Hafifce kafamı kaldırdım, alnım onun çenesi hizasındaydı. "Dicle bana sizin beraber çekilmiş fotoğrafınızı göstermişti," dedim herhangi bir çekince duymadan. "Biz evlenmeden bir kaç hafta önce çekilmiş bir fotoğraftı, ona evlenme teklif ettiğin gün."

Söylediğim şeye saşırmadı ama herhangi bir tepki de vermedi.
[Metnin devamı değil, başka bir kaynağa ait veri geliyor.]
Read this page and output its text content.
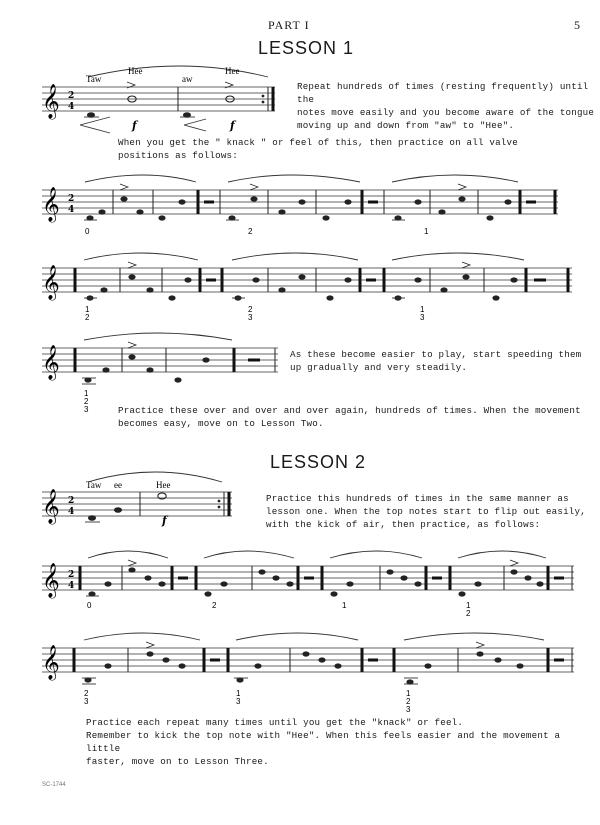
PART I	5
LESSON 1
LESSON 2
Repeat hundreds of times (resting frequently) until the
notes move easily and you become aware of the tongue
moving up and down from "aw" to "Hee".
When you get the " knack " or feel of this, then practice on all valve
positions as follows:
As these become easier to play, start speeding them
up gradually and very steadily.
Practice these over and over and over again, hundreds of times. When the movement
becomes easy, move on to Lesson Two.
Practice this hundreds of times in the same manner as
lesson one. When the top notes start to flip out easily,
with the kick of air, then practice, as follows:
Practice each repeat many times until you get the "knack" or feel.
Remember to kick the top note with "Hee". When this feels easier and the movement a little
faster, move on to Lesson Three.
SC-1744
𝄞 2
4
Taw
Hee
aw
Hee
f	f
𝄞 2
4
0	2	1
𝄞
1
2
2
3
1
3
𝄞
1
2
3
𝄞 2
4
Taw ee	Hee
f
𝄞 2
4
0	2	1	1
2
𝄞
2
3
1
3
1
2
3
Yutkundum ve devam ettim. "Ben biz evlendiğimizde bu ilişkinin bittiğine inanmıyorum, ya da en azından hâlâ ona karşı birşeyler..."

"Ben sana evlendikten sonra Dicle'yle aramda birşey olmadı demedim," dedi sözümü keserek. "Ben sana aşık olduğumu anladıktan sonra ona dokunmadığımı söyledim."

Gözlerimi kıstım. "Biz evliyken onunla birlikte olduğunu kabul ediyorsun yani," diye konuştum, sinirim sesime yansımıştı.

Aras beni daha çok kendine çekip şaçlarımı kulağımın arkasına hafifçe sıkıştırdı. "Evet," dedi düz bir sesle. "Ama düşündüğün gibi bir birliktelik değil."

Alayla güldüm ve geri çekilmeye çalıştım ama Aras'ın kolları beni daha sıkı sardı. Debelenmeyi bırakıp tekrar yüzüne baktım. "Nasıl bir birliktekik?" diye sordum sinirle. "Dicle'ye göre öyle basit bir şey gibi gözükmüyor..."

Aras, gözlerimin içine baktı tekrar. "Kime göre önemli olduğu şuan umurumda bile değil," dedi parmakları yüzümü okşarken. "Sadece çağırdığında birkaç kez yanında bulundum o kadar, inan daha ilerisi yok."

Yalan söylemediğinin farkındaydım, gözleri o kadar yoğun bakıyordu ki nefesimin kesilmesine ramak kalmış gibiydi. Dicle meselesine hâlâ sinirliydim ama şuan bu sinirimi hissedemeyecek kadar ona kapılmıştım.

Gözlerimi yumdum ve sonra tekrar açtım. "İnanıyorum," diye mırıldandım, kısık bir sesle.

Aras'ın yüzü tekrar yüzüme yaklaştı ve dudaklarımız bir kez daha buluştu. Elleri yüzümde dolaşırken gözlerim otomatikmen tekrar kapanmıştı.

Kollarımı boynuna dolayıp onu kendime çektiğimde dudakları dudaklarımın üzerinden ayrılmamıştı.

Şuan çok yoğun duygular hissediyordum. Kalbim deli gibi çarpıyor, göğüs kafesim parçalanacakmış gibi hissediyordum.

Bir kaç saniye sonra dudaklarımız birbirinden ayrıldığında gözlerimi hafifçe aralayıp kafamı kaldırdım ve Arasın yüzüne baktım. Aras'ın gözleri beni bulduğunda nefes alış verişlerim hızlıydı. "İnan," diye fısıldadı tekrar. "Çünkü benim sevgim de, aşkım da sana ait."